Про Дом придумал Симка. Он любил все таинственное, а таинственнее Дома в поселке не было ничего. Может быть, только странные исчезающие озера в лесу или там леший, который водит грибников в чаще и за просеками после полудня, будто софиты в театре, поворачивая солнце то так, то эдак. За сторожкой, прямо над полями, когда-то стояла церковь, провалившаяся под землю, говорили деревенские. А где-то за деревней Душищево одиноко чернел Васенин пруд — туда еще лет сто назад свалилась девка Васена, стирая белье, да так до сих пор и живет в воде. Русалкой тащит рассеянных под воду.
Дом был сама загадка — к нему не прилагалось никаких объяснений и легенд. Он просто стоял совсем у леса неподалеку от водокачки, на отшибе, — доски припущены черными дождевыми разводами, крыша подернута зеленью мхов, а окна изнутри забиты выцветшим на солнце рубероидом. Только одно окно казалось живым — на нем висела, вроде занавески, не оставляя даже щелочки, чтобы заглянуть внутрь, огромная старая солдатская шинель.
Вокруг буйствовала крапива, по растрескавшемуся фундаменту рассохшейся веранды карабкался мышиный горох, размеченный желтыми и фиолетовыми цветочками, и иван-чай колосился у полинявших палок, вбитых в землю, — они обозначали границу участка. Здесь никто не сажал деревьев — казалось, кто-то странный быстро-быстро построил дом и оставил жить своей жизнью: взрослеть, стареть и ветшать в одиночестве.
Оттого он превратился в живое существо с самостоятельными и совершенно непонятными буднями. Мы о нем говорили с уважением, вот так, с нажимом: «Ты Дом уже видел?» Почти по имени-отчеству.

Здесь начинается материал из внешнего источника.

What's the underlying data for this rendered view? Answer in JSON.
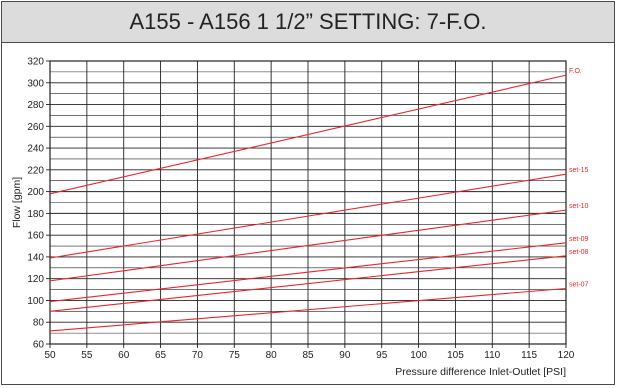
{
  "title": "A155 - A156 1 1/2” SETTING: 7-F.O.",
  "colors": {
    "series": "#e8262a",
    "grid": "#222222",
    "title_bg": "#dcdcdc"
  },
  "chart_data": {
    "type": "line",
    "xlabel": "Pressure difference Inlet-Outlet [PSI]",
    "ylabel": "Flow [gpm]",
    "xlim": [
      50,
      120
    ],
    "ylim": [
      60,
      320
    ],
    "x_ticks": [
      50,
      55,
      60,
      65,
      70,
      75,
      80,
      85,
      90,
      95,
      100,
      105,
      110,
      115,
      120
    ],
    "y_ticks": [
      60,
      80,
      100,
      120,
      140,
      160,
      180,
      200,
      220,
      240,
      260,
      280,
      300,
      320
    ],
    "grid": true,
    "series": [
      {
        "name": "F.O.",
        "x": [
          50,
          120
        ],
        "y": [
          198,
          307
        ]
      },
      {
        "name": "set-15",
        "x": [
          50,
          120
        ],
        "y": [
          139,
          216
        ]
      },
      {
        "name": "set-10",
        "x": [
          50,
          120
        ],
        "y": [
          118,
          183
        ]
      },
      {
        "name": "set-09",
        "x": [
          50,
          120
        ],
        "y": [
          99,
          153
        ]
      },
      {
        "name": "set-08",
        "x": [
          50,
          120
        ],
        "y": [
          90,
          141
        ]
      },
      {
        "name": "set-07",
        "x": [
          50,
          120
        ],
        "y": [
          72,
          111
        ]
      }
    ]
  }
}
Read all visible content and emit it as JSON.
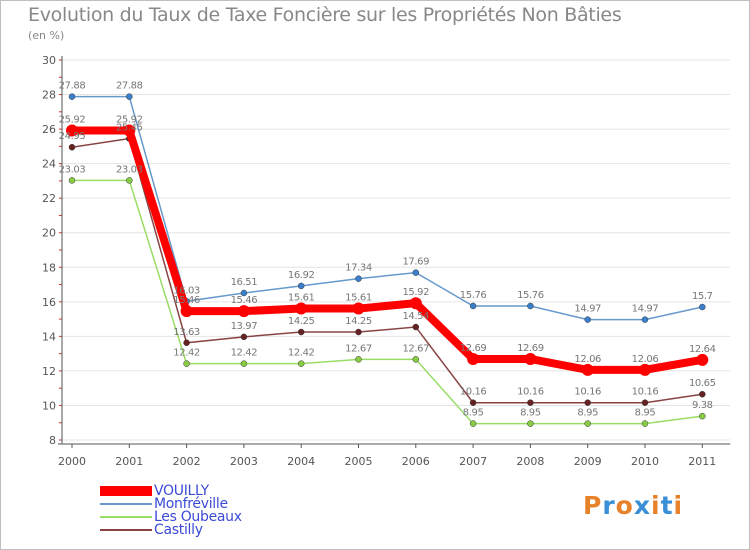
{
  "chart_data": {
    "type": "line",
    "title": "Evolution du Taux de Taxe Foncière sur les Propriétés Non Bâties",
    "ylabel": "(en %)",
    "xlabel": "",
    "categories": [
      "2000",
      "2001",
      "2002",
      "2003",
      "2004",
      "2005",
      "2006",
      "2007",
      "2008",
      "2009",
      "2010",
      "2011"
    ],
    "ylim": [
      8,
      30
    ],
    "yticks": [
      "8",
      "10",
      "12",
      "14",
      "16",
      "18",
      "20",
      "22",
      "24",
      "26",
      "28",
      "30"
    ],
    "grid": "horizontal",
    "series": [
      {
        "name": "Monfréville",
        "color": "#6699cc",
        "point_color": "#3a7fcc",
        "width": 1.5,
        "values": [
          27.88,
          27.88,
          16.03,
          16.51,
          16.92,
          17.34,
          17.69,
          15.76,
          15.76,
          14.97,
          14.97,
          15.7
        ],
        "labels": [
          "27.88",
          "27.88",
          "16.03",
          "16.51",
          "16.92",
          "17.34",
          "17.69",
          "15.76",
          "15.76",
          "14.97",
          "14.97",
          "15.7"
        ]
      },
      {
        "name": "Les Oubeaux",
        "color": "#99dd66",
        "point_color": "#88cc44",
        "width": 1.5,
        "values": [
          23.03,
          23.03,
          12.42,
          12.42,
          12.42,
          12.67,
          12.67,
          8.95,
          8.95,
          8.95,
          8.95,
          9.38
        ],
        "labels": [
          "23.03",
          "23.03",
          "12.42",
          "12.42",
          "12.42",
          "12.67",
          "12.67",
          "8.95",
          "8.95",
          "8.95",
          "8.95",
          "9.38"
        ]
      },
      {
        "name": "Castilly",
        "color": "#884444",
        "point_color": "#662222",
        "width": 1.5,
        "values": [
          24.95,
          25.45,
          13.63,
          13.97,
          14.25,
          14.25,
          14.54,
          10.16,
          10.16,
          10.16,
          10.16,
          10.65
        ],
        "labels": [
          "24.95",
          "25.45",
          "13.63",
          "13.97",
          "14.25",
          "14.25",
          "14.54",
          "10.16",
          "10.16",
          "10.16",
          "10.16",
          "10.65"
        ]
      },
      {
        "name": "VOUILLY",
        "color": "#ff0000",
        "point_color": "#ff0000",
        "width": 8,
        "values": [
          25.92,
          25.92,
          15.46,
          15.46,
          15.61,
          15.61,
          15.92,
          12.69,
          12.69,
          12.06,
          12.06,
          12.64
        ],
        "labels": [
          "25.92",
          "25.92",
          "15.46",
          "15.46",
          "15.61",
          "15.61",
          "15.92",
          "12.69",
          "12.69",
          "12.06",
          "12.06",
          "12.64"
        ]
      }
    ],
    "legend": [
      {
        "name": "VOUILLY",
        "color": "#ff0000",
        "width": 8
      },
      {
        "name": "Monfréville",
        "color": "#6699cc",
        "width": 1.5
      },
      {
        "name": "Les Oubeaux",
        "color": "#99dd66",
        "width": 1.5
      },
      {
        "name": "Castilly",
        "color": "#884444",
        "width": 1.5
      }
    ]
  },
  "logo": {
    "text": "Proxiti",
    "colors": [
      "#e8822a",
      "#3a8fd6",
      "#e8822a",
      "#3a8fd6",
      "#e8822a",
      "#3a8fd6",
      "#e8822a"
    ]
  }
}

— В Доме горел свет, — Симке очень хотелось, чтоб ему поверили, — будто внутри свечку зажгли — кусок шинели отогнулся, было немножко видно. Ну пошли, пошли — надо все обязательно разведать!
Улица, на которой стоит Дом, — страшная. Потому что у леса — и еще на участках вокруг — почти никогда никто не живет.
Пашка вообще всегда делает вид, что ему море по колено. Симка тоже темноты не боится.
А мы, девочки, Дома побаивались. Страх отталкивал от него и притягивал мощным магнитом.
Я лично много всякого боюсь — пауков, например, или темного леса. Чтобы не бояться леса, мы придумали испытание на храбрость. Нужно было ночью пройти — в темноте — от улицы Дома до нашей. По кромке-тропинке.
Мы шли гуськом, стараясь не смотреть вбок, где лес чернел ночными густо-масляными тенями и вздыхал шорохом осиновых листьев. Кто-то истошно взвизгнул, и мы — лосями, спотыкаясь и поскальзываясь, обдирая коленки и тычась друг другу в спину — от ужаса завопили громко и надсадно и кинулись бежать. Потом сестра-Ася оправдывалась, что ей паук сел на шею. Но мы-то точно знали, что ночью пауки спят.